# Lumber prices



## ACV (Sep 19, 2006)

I am a green thumb starting out and different types of wood really catch my eye. My dilemma is that I don't know on the scale where prices are (most to least expensive). I have phoned 3 different places and they only tell me what they have and not where it would work on the scale.  

Red Oak
Birch
Walnut
Cherry
Poplar
Ash
Mahogany
Maple
Knotty Pine
Spruce
Fir

PLEASE FEEL FREE TO ADD MORE WOOD SPECIES!  

Thank you very much to anyone that can put these in a scaling order for me!

Allison


----------



## bobj3 (Jan 17, 2006)

Knotty Pine
White Pine ,many grades
Spruce
Fir
Poplar
Red Oak
White Oak
Birch
Mahogany
Ash
Walnut , many kinds on this one
Maple , many kinds on this one
Cherry , many kinds on this one

Almost all hard woods are not cheap now days 
That's why most use man made lumber,plywood for just one of them.
But it's not cheap any more, you can break the bank or max out the card in a heart beat.
Here's a tip LOL, if you don't mind going dumpster diving ,you can get some great wood they put in as scrap...we have new housing going up by us and I have got some great scraps  they don't take the time to reglue most of the stock they put in like you and I can.
And once they cut up a 4' x 8' plywood it's scrap to them, but you and I know that's ok because that's what we are going to do anyway,make it smaller LOL.
And some great hardwoods also. 

Bj


----------



## Woodnut65 (Oct 11, 2004)

Hi Allison: The list some what depends on where you are in the country,because of local availability, and trucking costs. I am in the NJ area and the list from most costly
to least costly is something like this.
Teak
Walnut
Mahogany
cherry
ash
red oak
maple 
birch
Kotty pine
spruce
fir
The last three are considered soft woods, but if you bought clear pine, or spruce or fir the price would go up quite a bit. Knotty pine is called number 2 common, which means it has knots but they arenot falling out of the lumber. Hope this helps you out. Woodnut65


----------



## mpphoto (May 7, 2006)

Yes, what Woodnut said; prices seem to vary in different parts of the country. I'm also on the east coast and I typically pay:

cherry $6.75 per board foot
walnut $6.00 to $6.50 per board foot

I also like maple. Sometimes I get it at Home Depot or Lowe's, sometimes at a sawmill depending on the project. Prices have been all over the map for maple.

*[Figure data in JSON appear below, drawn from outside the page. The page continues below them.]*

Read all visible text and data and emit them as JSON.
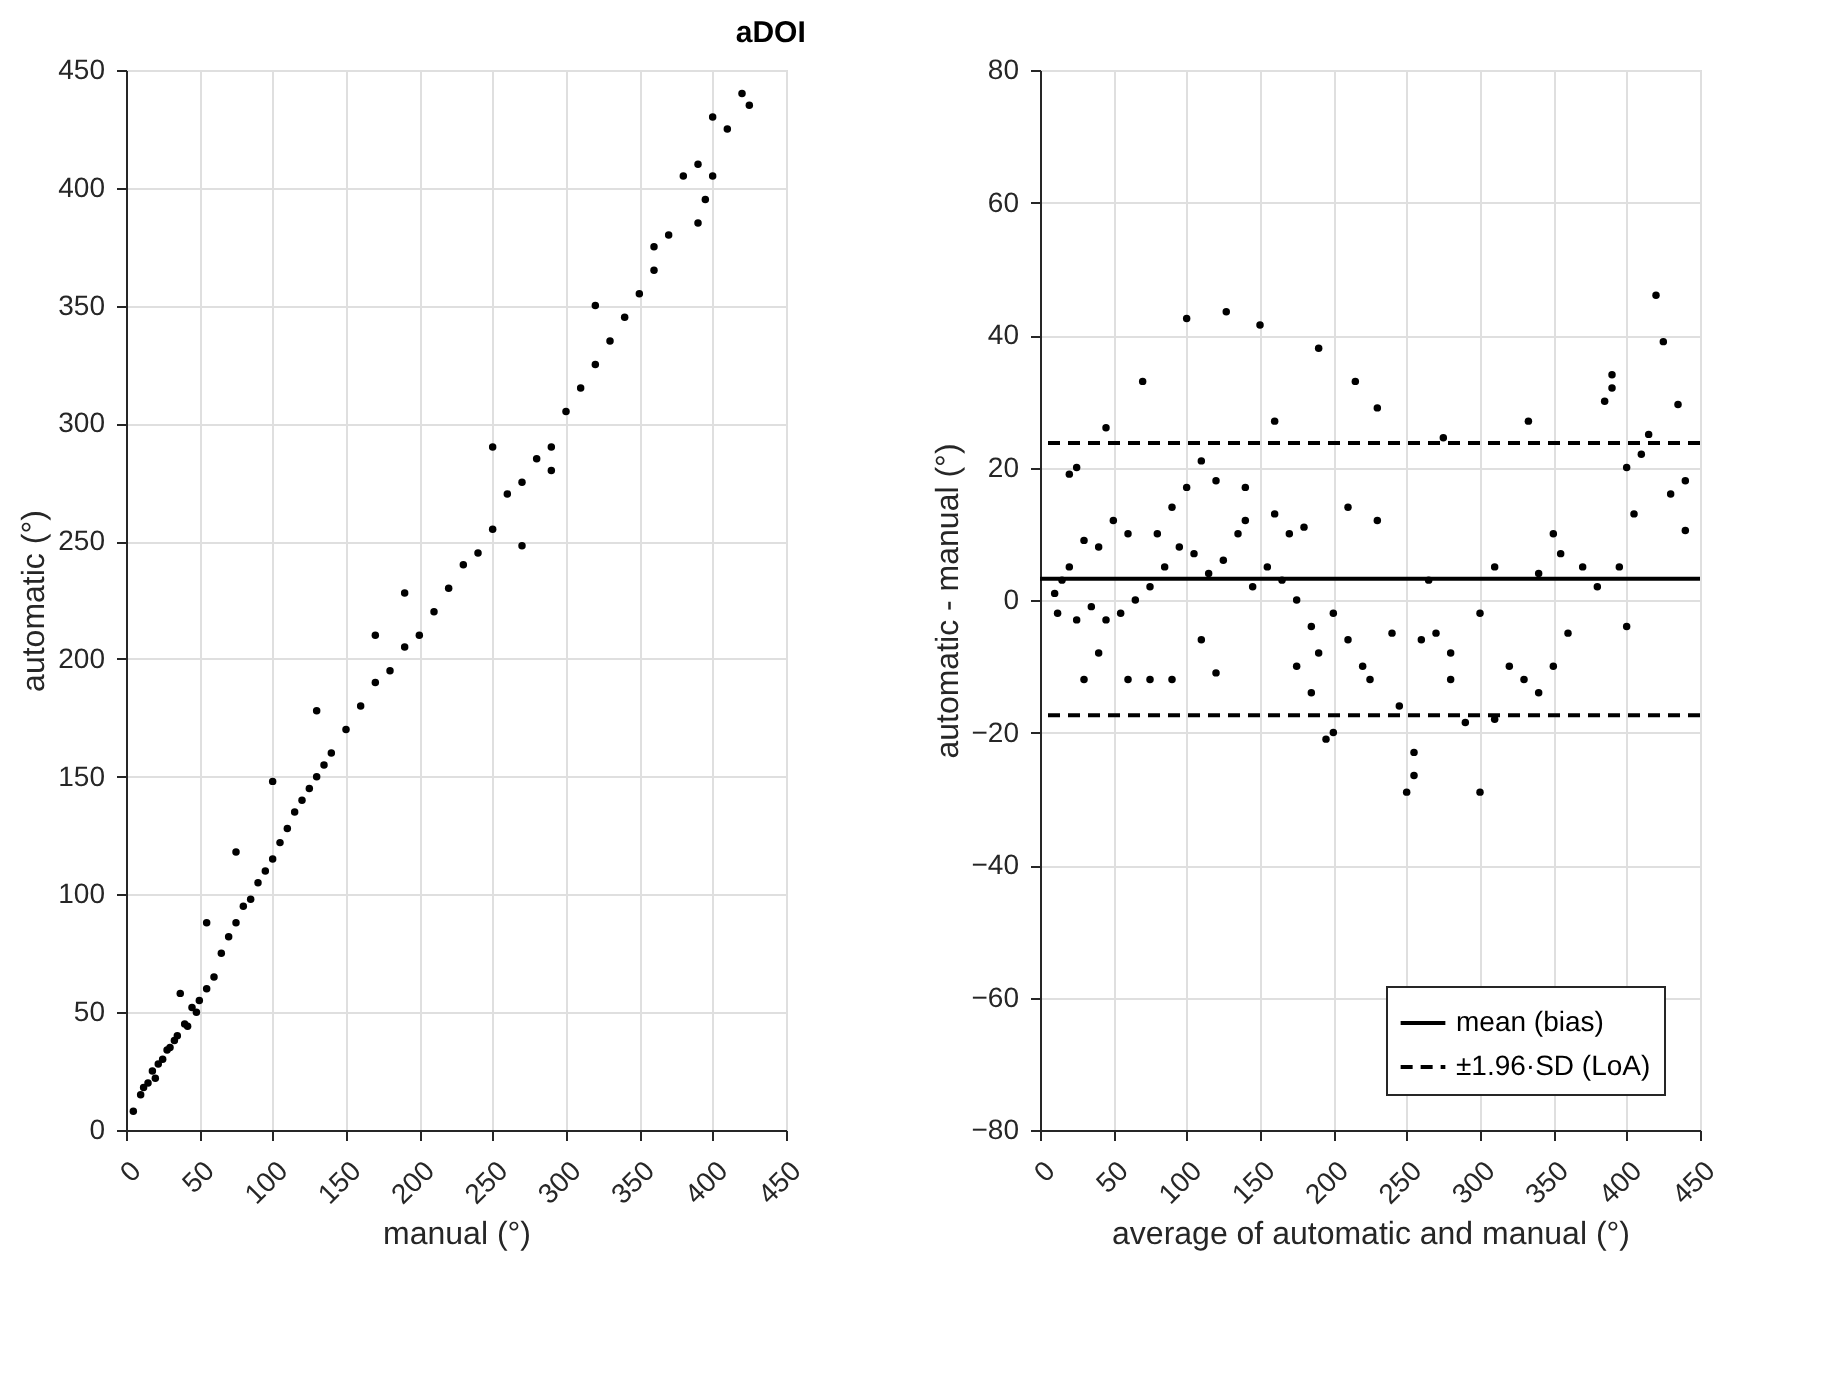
{
  "chart_data": [
    {
      "type": "scatter",
      "title": "aDOI",
      "xlabel": "manual (°)",
      "ylabel": "automatic (°)",
      "xlim": [
        0,
        450
      ],
      "ylim": [
        0,
        450
      ],
      "xticks": [
        0,
        50,
        100,
        150,
        200,
        250,
        300,
        350,
        400,
        450
      ],
      "yticks": [
        0,
        50,
        100,
        150,
        200,
        250,
        300,
        350,
        400,
        450
      ],
      "grid": true,
      "marker": "circle",
      "legend": false,
      "series": [
        {
          "color": "#000000",
          "x": [
            5,
            10,
            15,
            20,
            25,
            30,
            35,
            40,
            45,
            50,
            55,
            60,
            65,
            70,
            75,
            80,
            85,
            90,
            95,
            100,
            105,
            110,
            115,
            120,
            125,
            130,
            135,
            140,
            150,
            160,
            170,
            180,
            190,
            200,
            210,
            220,
            230,
            240,
            250,
            260,
            270,
            280,
            290,
            300,
            310,
            320,
            330,
            340,
            350,
            360,
            370,
            380,
            390,
            400,
            410,
            420,
            425,
            37,
            55,
            75,
            100,
            130,
            170,
            190,
            250,
            270,
            290,
            320,
            360,
            390,
            400,
            395,
            12,
            18,
            22,
            28,
            33,
            42,
            48
          ],
          "values": [
            8,
            15,
            20,
            22,
            30,
            35,
            40,
            45,
            52,
            55,
            60,
            65,
            75,
            82,
            88,
            95,
            98,
            105,
            110,
            115,
            122,
            128,
            135,
            140,
            145,
            150,
            155,
            160,
            170,
            180,
            190,
            195,
            205,
            210,
            220,
            230,
            240,
            245,
            255,
            270,
            275,
            285,
            290,
            305,
            315,
            325,
            335,
            345,
            355,
            365,
            380,
            405,
            410,
            405,
            425,
            440,
            435,
            58,
            88,
            118,
            148,
            178,
            210,
            228,
            290,
            248,
            280,
            350,
            375,
            385,
            430,
            395,
            18,
            25,
            28,
            34,
            38,
            44,
            50
          ]
        }
      ]
    },
    {
      "type": "scatter",
      "xlabel": "average of automatic and manual (°)",
      "ylabel": "automatic - manual (°)",
      "xlim": [
        0,
        450
      ],
      "ylim": [
        -80,
        80
      ],
      "xticks": [
        0,
        50,
        100,
        150,
        200,
        250,
        300,
        350,
        400,
        450
      ],
      "yticks": [
        -80,
        -60,
        -40,
        -20,
        0,
        20,
        40,
        60,
        80
      ],
      "grid": true,
      "marker": "circle",
      "legend": "bottom right",
      "ref_lines": [
        {
          "axis": "y",
          "value": 3.2,
          "label": "mean (bias)",
          "line_style": "solid"
        },
        {
          "axis": "y",
          "value": 23.7,
          "label": "±1.96·SD (LoA)",
          "line_style": "dashed"
        },
        {
          "axis": "y",
          "value": -17.4,
          "line_style": "dashed"
        }
      ],
      "series": [
        {
          "color": "#000000",
          "x": [
            100,
            127,
            150,
            190,
            160,
            70,
            45,
            215,
            230,
            275,
            333,
            420,
            425,
            435,
            390,
            390,
            385,
            400,
            410,
            415,
            405,
            440,
            440,
            430,
            250,
            300,
            255,
            255,
            195,
            200,
            290,
            310,
            190,
            220,
            240,
            260,
            280,
            320,
            330,
            340,
            350,
            360,
            370,
            380,
            395,
            400,
            265,
            270,
            230,
            210,
            180,
            170,
            140,
            120,
            110,
            100,
            90,
            80,
            60,
            50,
            40,
            30,
            20,
            15,
            10,
            12,
            25,
            35,
            45,
            55,
            65,
            75,
            85,
            95,
            105,
            115,
            125,
            135,
            145,
            155,
            165,
            175,
            185,
            200,
            210,
            225,
            245,
            280,
            300,
            310,
            340,
            350,
            355,
            30,
            40,
            60,
            75,
            20,
            25,
            90,
            110,
            120,
            140,
            160,
            175,
            185
          ],
          "values": [
            42.5,
            43.5,
            41.5,
            38,
            27,
            33,
            26,
            33,
            29,
            24.5,
            27,
            46,
            39,
            29.5,
            34,
            32,
            30,
            20,
            22,
            25,
            13,
            10.5,
            18,
            16,
            -29,
            -29,
            -23,
            -26.5,
            -21,
            -20,
            -18.5,
            -18,
            -8,
            -10,
            -5,
            -6,
            -12,
            -10,
            -12,
            -14,
            -10,
            -5,
            5,
            2,
            5,
            -4,
            3,
            -5,
            12,
            14,
            11,
            10,
            12,
            18,
            21,
            17,
            14,
            10,
            10,
            12,
            8,
            9,
            5,
            3,
            1,
            -2,
            -3,
            -1,
            -3,
            -2,
            0,
            2,
            5,
            8,
            7,
            4,
            6,
            10,
            2,
            5,
            3,
            0,
            -4,
            -2,
            -6,
            -12,
            -16,
            -8,
            -2,
            5,
            4,
            10,
            7,
            -12,
            -8,
            -12,
            -12,
            19,
            20,
            -12,
            -6,
            -11,
            17,
            13,
            -10,
            -14
          ]
        }
      ]
    }
  ]
}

For smaller projects like boxes I've also had good experiences ordering wood from eBay. Shipping can be a bummer but when I need thin pieces that are already milled it's often worth it for me.
I've had very good experiences with this seller and this seller among others. eBay is also good for browsing wood prices in general.

As Bj mentioned plywood is good too. I use Baltic Birch ply for better projects and Home Depot plywood for shop jigs.
Baltic Birch comes in 5x5' sheets and for 3/4" costs about $40 to $50 for "good one side". It's usually only available at lumber yards.

So... after spending all the money on wooodworking tools there's still no end to the madness 

Michael


----------



## Mike (Nov 22, 2004)

Allison, our usually alert members seem to have missed the fact that you are in Norway. To get a good idea of what we have to pay visit www.woodcraft.com 
Prices in your area will be very different. I suggest you study the wood's description on the Woodcraft site. Which ever of the woods you like and pay the best price for is the way to go.


----------



## bobj3 (Jan 17, 2006)

Mike
"the fact that you are in Norway" ??

Location:
Oakville, Manitoba, Canada

Bj


----------



## mpphoto (May 7, 2006)

aniceone2hold said:


> Allison, our usually alert members seem to have missed the fact that you are in Norway.


whoops!


----------



## Mike (Nov 22, 2004)

Oops indeed! Sorry about that guys, but after all, Manitoba is a lot like Norway... (kidding) I am somewhat distracted... I picked up a marriage license yesterday. My single life will be over soon and I will be back to normal.


----------